What is the Milky Way made of? How are new stars born? Does the moon affect our behavior? When is right wrong…and vice versa? There is no scientific region too remote nor area inaccessible to the probing pen of Isaac Asimov. In this, his remarkable twenty-fourth collection of astonishing real-life wonders, the good doctor carries the reader on a breathtaking roller-coaster ride that races from the center of the human brain to the outer reaches of the universe. Sparkling with charm and the acclaimed Asimov wit, THE RELATIVITY OF WRONG is a delightful potpourri of chemical conundrums, galactic puzzles, and awesome astronomical anomalies, certain to enthrall anyone who has ever longed to comprehend the incomprehensible.
“(ASIMOV IS) AS FORMIDABLE AND READABLE AS EVER.”

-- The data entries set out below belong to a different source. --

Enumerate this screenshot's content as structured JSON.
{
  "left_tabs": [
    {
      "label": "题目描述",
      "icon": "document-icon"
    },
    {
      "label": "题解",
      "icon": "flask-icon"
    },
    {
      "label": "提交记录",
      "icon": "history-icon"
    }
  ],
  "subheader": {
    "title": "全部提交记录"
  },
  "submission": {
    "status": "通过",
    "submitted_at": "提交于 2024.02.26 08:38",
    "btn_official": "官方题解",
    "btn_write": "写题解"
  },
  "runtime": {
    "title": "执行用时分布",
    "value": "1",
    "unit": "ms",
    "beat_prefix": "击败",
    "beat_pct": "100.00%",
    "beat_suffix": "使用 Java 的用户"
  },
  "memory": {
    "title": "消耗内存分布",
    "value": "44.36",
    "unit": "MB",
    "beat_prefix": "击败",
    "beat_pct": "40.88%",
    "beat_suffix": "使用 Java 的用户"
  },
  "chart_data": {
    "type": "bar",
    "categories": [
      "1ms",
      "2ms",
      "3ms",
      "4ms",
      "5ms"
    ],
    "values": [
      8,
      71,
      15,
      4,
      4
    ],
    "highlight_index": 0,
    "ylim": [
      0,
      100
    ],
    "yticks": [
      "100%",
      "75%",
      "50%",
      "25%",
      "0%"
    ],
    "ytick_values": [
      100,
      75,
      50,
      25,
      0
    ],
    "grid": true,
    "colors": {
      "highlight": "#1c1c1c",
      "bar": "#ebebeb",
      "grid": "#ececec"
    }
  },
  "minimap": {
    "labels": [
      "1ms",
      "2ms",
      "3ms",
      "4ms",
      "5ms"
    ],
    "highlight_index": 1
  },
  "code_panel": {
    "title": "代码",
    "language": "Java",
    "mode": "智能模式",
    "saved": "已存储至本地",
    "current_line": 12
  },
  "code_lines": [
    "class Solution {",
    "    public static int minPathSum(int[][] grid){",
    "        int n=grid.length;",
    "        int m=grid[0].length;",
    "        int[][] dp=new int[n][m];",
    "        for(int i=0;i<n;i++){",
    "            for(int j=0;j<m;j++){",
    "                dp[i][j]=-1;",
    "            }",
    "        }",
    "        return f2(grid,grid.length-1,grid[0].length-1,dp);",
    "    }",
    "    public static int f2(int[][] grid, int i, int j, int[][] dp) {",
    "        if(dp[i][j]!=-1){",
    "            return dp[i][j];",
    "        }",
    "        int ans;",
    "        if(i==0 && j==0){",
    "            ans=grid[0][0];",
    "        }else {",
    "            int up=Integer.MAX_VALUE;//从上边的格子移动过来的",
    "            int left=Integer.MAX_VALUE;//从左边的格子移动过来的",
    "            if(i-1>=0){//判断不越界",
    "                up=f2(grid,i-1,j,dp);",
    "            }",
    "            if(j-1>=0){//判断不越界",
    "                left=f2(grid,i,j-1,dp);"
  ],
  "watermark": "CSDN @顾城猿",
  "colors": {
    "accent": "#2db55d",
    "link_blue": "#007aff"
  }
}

Although this is a pleasant enough entry in the series of collected essays from F&SF, it is in general not an outstanding one—the essays here are good, are interesting, and are informative. There is, however, one exception, and that’s the title essay, which I think is important both for understanding Asimov’s thinking about science and for arming oneself against the anti-science attack that one often hears—theories are always preliminary and science really doesn’t “know” anything. Asimov tackles the issue directly and handles it well; for this reason if none else, this collection is more than worth having.